Raising Awareness of Public Finance in Bosnia and Herzegovina: the Power of Keeping it Simple
by Emina Gljiva, Foundation CPI— Oct 28, 2015
In 2009 Centar za zastupanje građanskih interesa (CPI Foundation) conducted a survey on budget literacy in Bosnia and Herzegovina. The results were alarming: 95 percent of the respondees had little or no knowledge of how the government was spending public money.
Given the complexities of budgeting in the country, it is unsurprising that public would struggle with keeping informed. There are 14 separate central government budgets, each controlled by a different parliament and a different ministry of finance. A collective Euro 4.72 billion (9.28 billion KM) is spent through these budgets each year, but public money is rarely discussed in terms of the total amount available to the state.
For the CPI Foundation, which works to publish budget data and analysis that is accessible to citizens and relevent to their needs, addressing the low levels of budget literacy in Bosnia and Herzegovina has been an urgent challenge. We needed to divise a way to focus people’s attention on the importance of budgets that was simple and accessible to those with little knowledge of public finance.
Counting Public Spending…in Public
To capture the public’s attention, and underline the importance of budgets, we decided to intall a digital counter displaying how much public money the government is spending. Located on a busy street at the heart of the capital Sarajevo, the counter gives a second-by-second update of expenditure across all central budgets in Bosnia and Herzegovina.
The counter doesn’t display budget information in real-time, but rather total annual expenditure averaged for each second of the year. Its effect, however, has been powerful. In the time it takes a passer by to complete their shopping, hundreds of thousands of Euro are shown to have passed through government coffers. Many are surprised at the scale of public spending; when interviewed by the media organization Balkan Insight, a street vendor pointed to the counter and shouted “Look at this! They spend almost a million KM [500 thousand euros] an hour!”
Bosnian media now uses the counter as a backdrop to all their stories related to public finance and it is frequently featured on national prime time news. Crucially, the counter serves as a constant reminder of the importance of public finance issues and helps to position the CPI foundations as a go to source for information on budgets.
Making the Most of the Counter
Getting the project off the ground wasn’t easy. It took us over a year to obtain the urban planning permissions necessary for us to install the counter in the public square. The display itself had to be tailor made by local electronic companies and must to be recalibrated each year using publicly available data from the government and the international financial institutions.
Yet the effort has paid off. The counter continually provides opportunities for us to engage the wider public on budget issues.

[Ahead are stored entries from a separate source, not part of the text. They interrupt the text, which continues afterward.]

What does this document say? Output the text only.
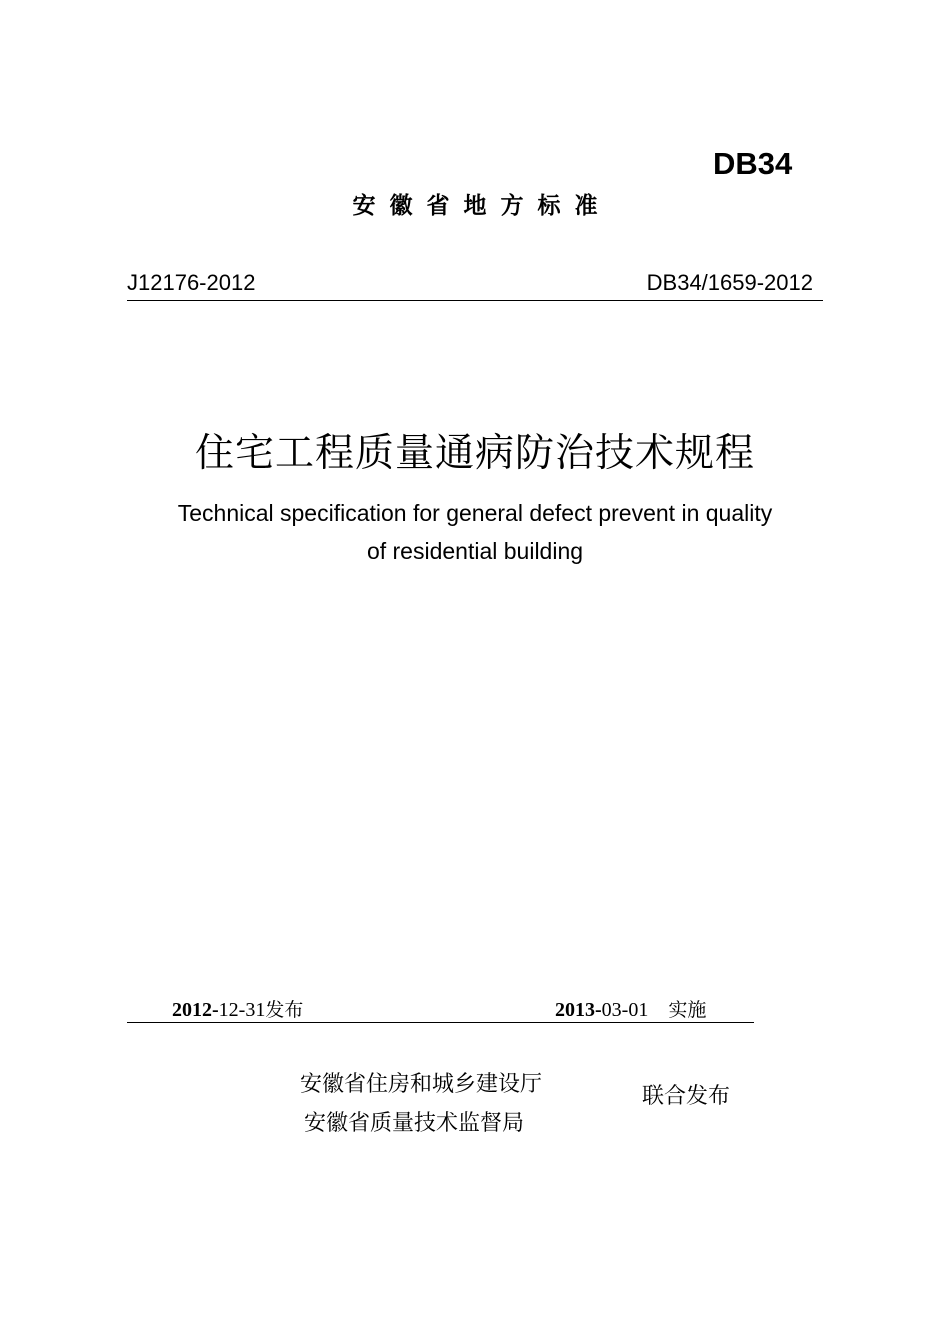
DB34
安徽省地方标准
J12176-2012	DB34/1659-2012
住宅工程质量通病防治技术规程
Technical specification for general defect prevent in quality
of residential building
2012-12-31发布	2013-03-01 实施
安徽省住房和城乡建设厅
安徽省质量技术监督局
联合发布
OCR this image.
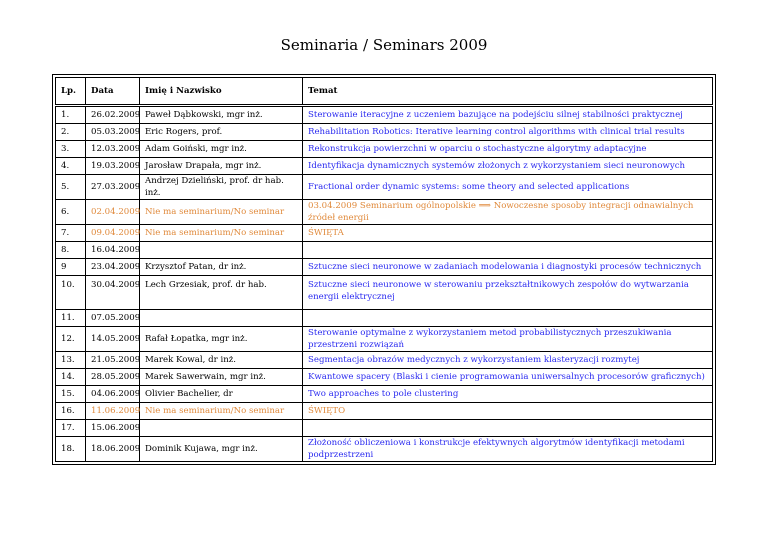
Seminaria / Seminars 2009
Lp.	Data	Imię i Nazwisko	Temat
1.	26.02.2009	Paweł Dąbkowski, mgr inż.	Sterowanie iteracyjne z uczeniem bazujące na podejściu silnej stabilności praktycznej
2.	05.03.2009	Eric Rogers, prof.	Rehabilitation Robotics: Iterative learning control algorithms with clinical trial results
3.	12.03.2009	Adam Goiński, mgr inż.	Rekonstrukcja powierzchni w oparciu o stochastyczne algorytmy adaptacyjne
4.	19.03.2009	Jarosław Drapała, mgr inż.	Identyfikacja dynamicznych systemów złożonych z wykorzystaniem sieci neuronowych
5.	27.03.2009	Andrzej Dzieliński, prof. dr hab. inż.	Fractional order dynamic systems: some theory and selected applications
6.	02.04.2009	Nie ma seminarium/No seminar	03.04.2009 Seminarium ogólnopolskie ⟹ Nowoczesne sposoby integracji odnawialnych źródeł energii
7.	09.04.2009	Nie ma seminarium/No seminar	ŚWIĘTA
8.	16.04.2009		
9	23.04.2009	Krzysztof Patan, dr inż.	Sztuczne sieci neuronowe w zadaniach modelowania i diagnostyki procesów technicznych
10.	30.04.2009	Lech Grzesiak, prof. dr hab.	Sztuczne sieci neuronowe w sterowaniu przekształtnikowych zespołów do wytwarzania energii elektrycznej
11.	07.05.2009		
12.	14.05.2009	Rafał Łopatka, mgr inż.	Sterowanie optymalne z wykorzystaniem metod probabilistycznych przeszukiwania przestrzeni rozwiązań
13.	21.05.2009	Marek Kowal, dr inż.	Segmentacja obrazów medycznych z wykorzystaniem klasteryzacji rozmytej
14.	28.05.2009	Marek Sawerwain, mgr inż.	Kwantowe spacery (Blaski i cienie programowania uniwersalnych procesorów graficznych)
15.	04.06.2009	Olivier Bachelier, dr	Two approaches to pole clustering
16.	11.06.2009	Nie ma seminarium/No seminar	ŚWIĘTO
17.	15.06.2009		
18.	18.06.2009	Dominik Kujawa, mgr inż.	Złożoność obliczeniowa i konstrukcje efektywnych algorytmów identyfikacji metodami podprzestrzeni
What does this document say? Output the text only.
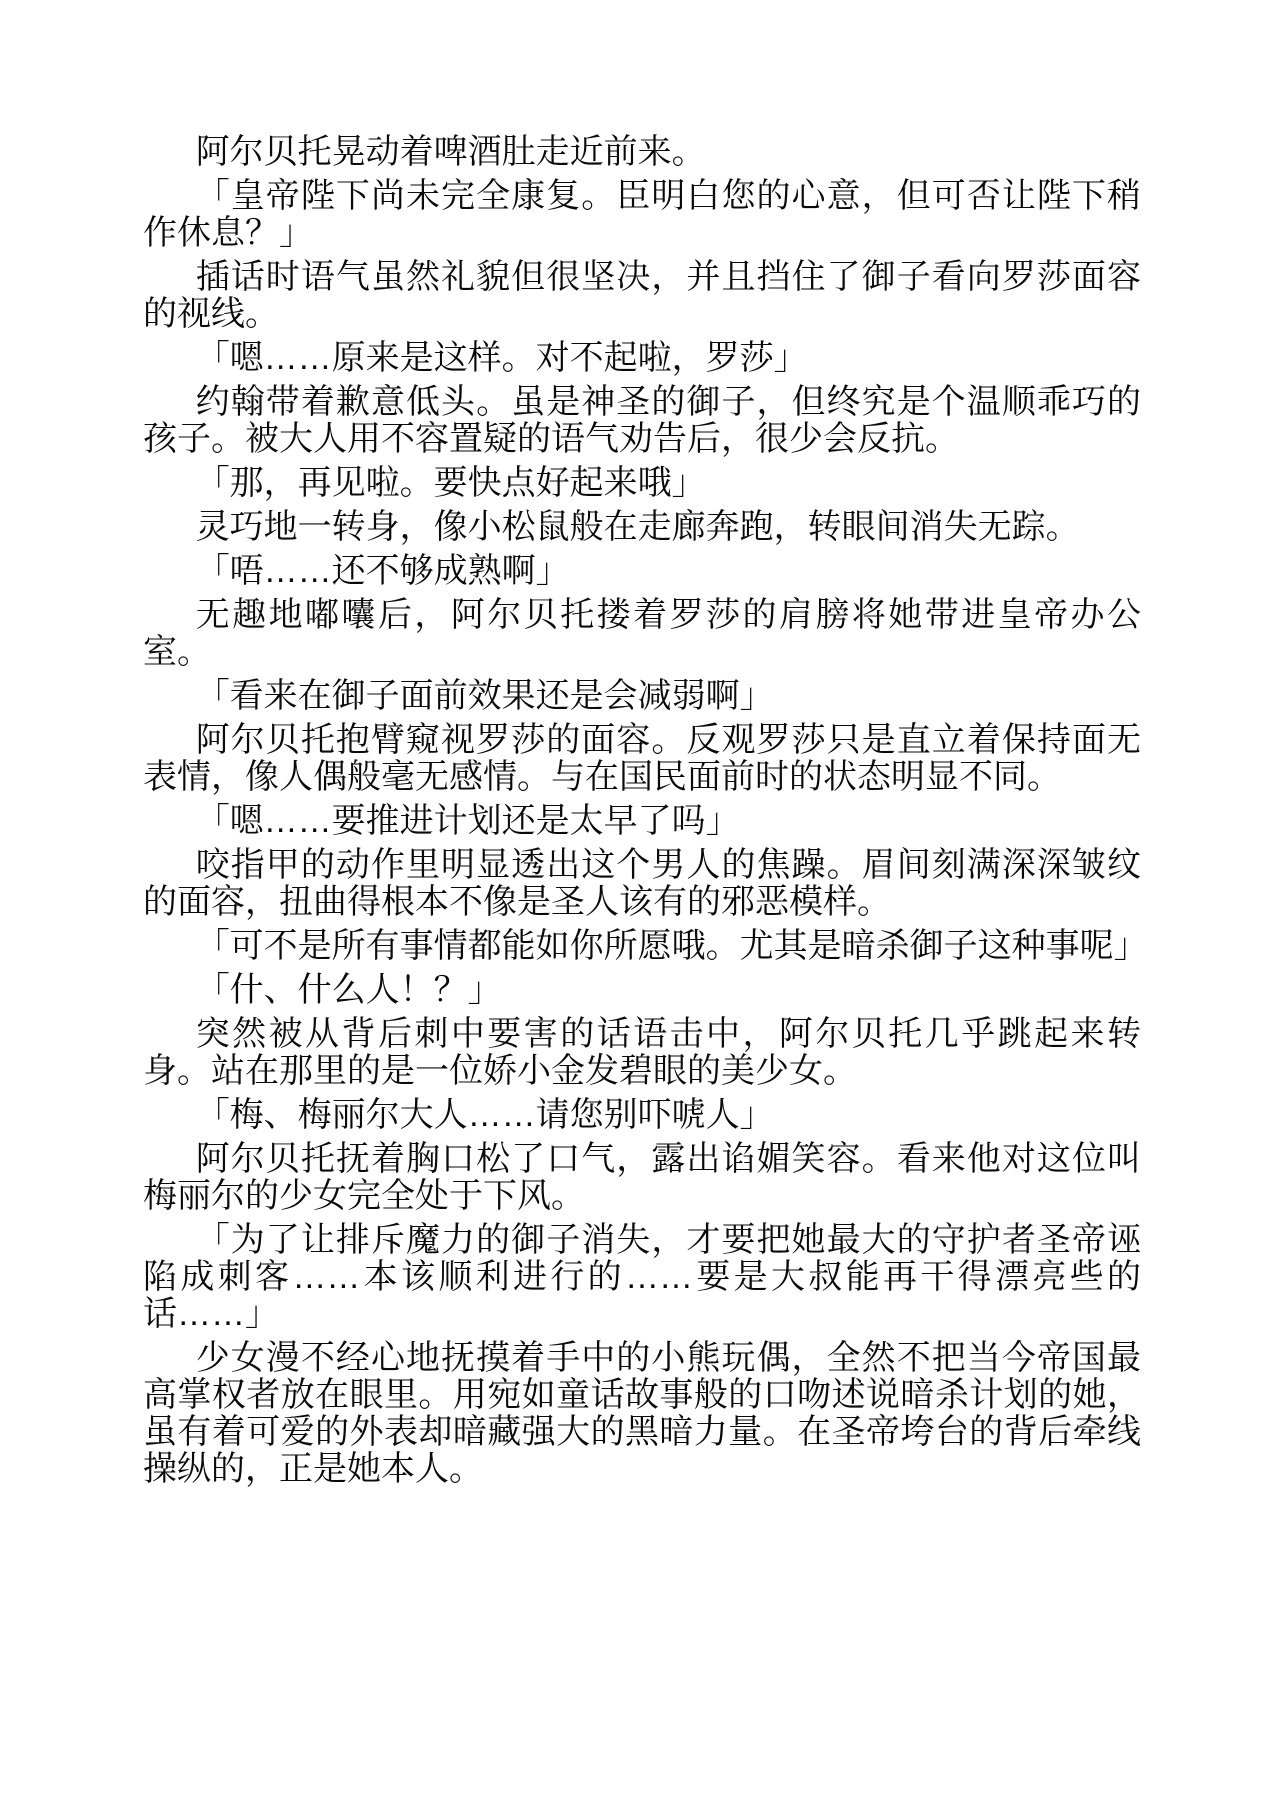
阿尔贝托晃动着啤酒肚走近前来。

「皇帝陛下尚未完全康复。臣明白您的心意，但可否让陛下稍作休息？」

插话时语气虽然礼貌但很坚决，并且挡住了御子看向罗莎面容的视线。

「嗯……原来是这样。对不起啦，罗莎」

约翰带着歉意低头。虽是神圣的御子，但终究是个温顺乖巧的孩子。被大人用不容置疑的语气劝告后，很少会反抗。

「那，再见啦。要快点好起来哦」

灵巧地一转身，像小松鼠般在走廊奔跑，转眼间消失无踪。

「唔……还不够成熟啊」

无趣地嘟囔后，阿尔贝托搂着罗莎的肩膀将她带进皇帝办公室。

「看来在御子面前效果还是会减弱啊」

阿尔贝托抱臂窥视罗莎的面容。反观罗莎只是直立着保持面无表情，像人偶般毫无感情。与在国民面前时的状态明显不同。

「嗯……要推进计划还是太早了吗」

咬指甲的动作里明显透出这个男人的焦躁。眉间刻满深深皱纹的面容，扭曲得根本不像是圣人该有的邪恶模样。

「可不是所有事情都能如你所愿哦。尤其是暗杀御子这种事呢」

「什、什么人！？」

突然被从背后刺中要害的话语击中，阿尔贝托几乎跳起来转身。站在那里的是一位娇小金发碧眼的美少女。

「梅、梅丽尔大人……请您别吓唬人」

阿尔贝托抚着胸口松了口气，露出谄媚笑容。看来他对这位叫梅丽尔的少女完全处于下风。

「为了让排斥魔力的御子消失，才要把她最大的守护者圣帝诬陷成刺客……本该顺利进行的……要是大叔能再干得漂亮些的话……」

少女漫不经心地抚摸着手中的小熊玩偶，全然不把当今帝国最高掌权者放在眼里。用宛如童话故事般的口吻述说暗杀计划的她，虽有着可爱的外表却暗藏强大的黑暗力量。在圣帝垮台的背后牵线操纵的，正是她本人。
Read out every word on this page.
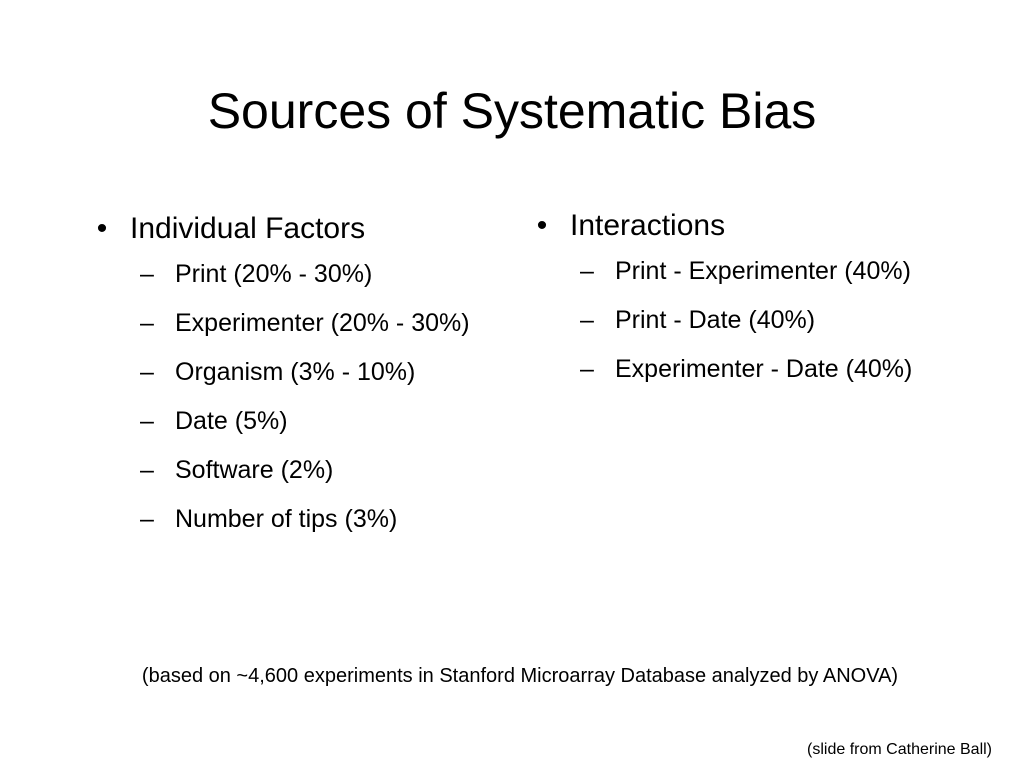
Sources of Systematic Bias
• Individual Factors
– Print (20% - 30%)
– Experimenter (20% - 30%)
– Organism (3% - 10%)
– Date (5%)
– Software (2%)
– Number of tips (3%)
• Interactions
– Print - Experimenter (40%)
– Print - Date (40%)
– Experimenter - Date (40%)

(based on ~4,600 experiments in Stanford Microarray Database analyzed by ANOVA)

(slide from Catherine Ball)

For example, in April this year we issued a press release saying “From the beginning of the year the counter has already enumerated 3 billion, how much have you, as a citizen, benefited from that?” Similarly, at the start of each year we issue a press release with the photo of the counter along with commentary on public spending in the country during the year.
An Entry Point to Learning More About Budgets
While it is important people understand what resources are available to the government, total spending only tells part of the country’s budget story. Yet by keeping the information on display simple and easy for everyone can understand, the counter has been the perfect entry point for people to learn more.
CPI Foundation is the only organization in Bosnia and Herzegovina that provides the public with access to the budgetary and extrabudgetary information across different levels of government Our research and analysis is relevant to the lives of everyone living in the country. By grabbing people’s attention and using the media in strategic ways, we have sparked conversations that go far beyond simple expenditure. We have also shown government decision makers that civil society and the public are interested in budgets and care about how public money is spent.